7: Provide easily understood consumer materials and post signs in the languages of commonly encountered groups and groups in the service area.
Organizational Supports for Cultural Competence
8: Develop, implement and promote a written strategic plan that outlines clear goals, policies, operational plans, management accountability and oversight mechanisms to provide culturally and linguistically appropriate services.
9: Conduct initial and ongoing organizational self-assessments of activities and integrate cultural and linguistic competence measures into internal audits, performance improvement programs, consumer satisfaction assessments, and outcomes-based evaluations.
10: Collect and update data on consumers' race, ethnicity, and spoken and written language and integrate into management information systems.
11: Maintain a current demographic, cultural and epidemiological profile of the community and a needs assessment to plan for and implement services that respond to the cultural and linguistic characteristics of the service area.

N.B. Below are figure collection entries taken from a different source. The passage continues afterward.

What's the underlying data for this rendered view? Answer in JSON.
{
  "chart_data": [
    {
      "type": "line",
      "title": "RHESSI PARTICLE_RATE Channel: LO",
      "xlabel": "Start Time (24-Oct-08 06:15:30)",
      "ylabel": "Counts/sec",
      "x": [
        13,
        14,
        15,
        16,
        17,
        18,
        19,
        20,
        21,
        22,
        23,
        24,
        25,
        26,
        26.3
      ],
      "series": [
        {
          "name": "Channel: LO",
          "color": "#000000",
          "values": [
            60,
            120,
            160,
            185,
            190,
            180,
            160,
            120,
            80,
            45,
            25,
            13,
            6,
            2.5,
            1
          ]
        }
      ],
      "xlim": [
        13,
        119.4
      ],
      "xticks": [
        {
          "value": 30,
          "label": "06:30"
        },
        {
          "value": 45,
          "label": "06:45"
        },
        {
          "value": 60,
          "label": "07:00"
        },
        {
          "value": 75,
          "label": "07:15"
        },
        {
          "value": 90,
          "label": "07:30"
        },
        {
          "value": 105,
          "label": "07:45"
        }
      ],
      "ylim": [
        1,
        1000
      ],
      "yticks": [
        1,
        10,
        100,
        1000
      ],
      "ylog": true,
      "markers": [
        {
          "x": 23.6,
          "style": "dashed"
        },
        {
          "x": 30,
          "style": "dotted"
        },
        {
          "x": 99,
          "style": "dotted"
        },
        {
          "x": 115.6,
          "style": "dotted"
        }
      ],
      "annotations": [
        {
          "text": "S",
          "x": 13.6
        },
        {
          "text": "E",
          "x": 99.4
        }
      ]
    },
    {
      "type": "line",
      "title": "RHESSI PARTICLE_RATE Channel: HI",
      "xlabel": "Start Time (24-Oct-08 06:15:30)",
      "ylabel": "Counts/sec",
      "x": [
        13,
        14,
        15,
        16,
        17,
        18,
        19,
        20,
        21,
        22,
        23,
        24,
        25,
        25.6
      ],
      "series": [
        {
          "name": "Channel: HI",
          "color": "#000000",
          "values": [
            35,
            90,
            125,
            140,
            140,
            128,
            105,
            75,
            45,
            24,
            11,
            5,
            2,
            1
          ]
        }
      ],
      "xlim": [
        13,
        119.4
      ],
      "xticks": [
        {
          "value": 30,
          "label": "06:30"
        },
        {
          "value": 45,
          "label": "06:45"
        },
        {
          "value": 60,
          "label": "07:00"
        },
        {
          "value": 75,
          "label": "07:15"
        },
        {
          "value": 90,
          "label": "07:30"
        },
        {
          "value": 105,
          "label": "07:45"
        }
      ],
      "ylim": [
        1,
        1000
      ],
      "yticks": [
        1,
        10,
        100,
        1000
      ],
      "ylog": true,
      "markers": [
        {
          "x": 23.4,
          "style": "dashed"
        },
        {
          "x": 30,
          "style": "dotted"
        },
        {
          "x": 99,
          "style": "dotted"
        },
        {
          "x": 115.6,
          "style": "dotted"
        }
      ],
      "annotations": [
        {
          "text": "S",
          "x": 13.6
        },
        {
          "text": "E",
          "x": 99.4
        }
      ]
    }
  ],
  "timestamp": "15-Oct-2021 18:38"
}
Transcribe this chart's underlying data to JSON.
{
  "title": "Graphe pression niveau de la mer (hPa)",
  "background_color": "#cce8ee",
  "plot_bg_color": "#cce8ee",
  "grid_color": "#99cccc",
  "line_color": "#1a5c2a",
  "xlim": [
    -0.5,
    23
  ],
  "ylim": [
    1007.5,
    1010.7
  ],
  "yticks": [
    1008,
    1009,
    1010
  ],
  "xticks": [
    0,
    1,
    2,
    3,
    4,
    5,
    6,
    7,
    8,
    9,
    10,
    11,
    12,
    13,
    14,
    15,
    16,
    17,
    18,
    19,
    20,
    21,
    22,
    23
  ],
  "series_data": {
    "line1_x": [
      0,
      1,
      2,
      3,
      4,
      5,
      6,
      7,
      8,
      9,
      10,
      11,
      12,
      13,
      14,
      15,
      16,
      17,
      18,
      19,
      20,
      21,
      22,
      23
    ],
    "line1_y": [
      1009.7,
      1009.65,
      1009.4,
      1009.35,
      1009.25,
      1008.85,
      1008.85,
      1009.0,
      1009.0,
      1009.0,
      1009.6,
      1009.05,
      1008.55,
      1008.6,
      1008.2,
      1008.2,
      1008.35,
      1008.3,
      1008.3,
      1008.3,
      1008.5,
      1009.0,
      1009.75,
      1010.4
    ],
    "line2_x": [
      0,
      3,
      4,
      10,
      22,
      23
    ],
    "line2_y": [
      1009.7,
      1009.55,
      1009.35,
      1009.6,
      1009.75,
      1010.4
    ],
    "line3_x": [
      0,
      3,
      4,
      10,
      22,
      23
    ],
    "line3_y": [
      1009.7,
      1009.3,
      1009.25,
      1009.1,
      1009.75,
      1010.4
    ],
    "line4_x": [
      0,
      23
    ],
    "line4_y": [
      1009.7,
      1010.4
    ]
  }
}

12: Develop participatory, collaborative partnerships with communities and use formal and informal mechanisms to involve stakeholders in designing and implementing activities.
13: Ensure that conflict and grievance resolution processes are culturally and linguistically sensitive and capable of identifying, preventing, and resolving cross-cultural conflicts or complaints by consumers.
14: Regularly make available to the public information about progress and successful innovations in implementing the standards and provide public notice in communities about the availability of this information.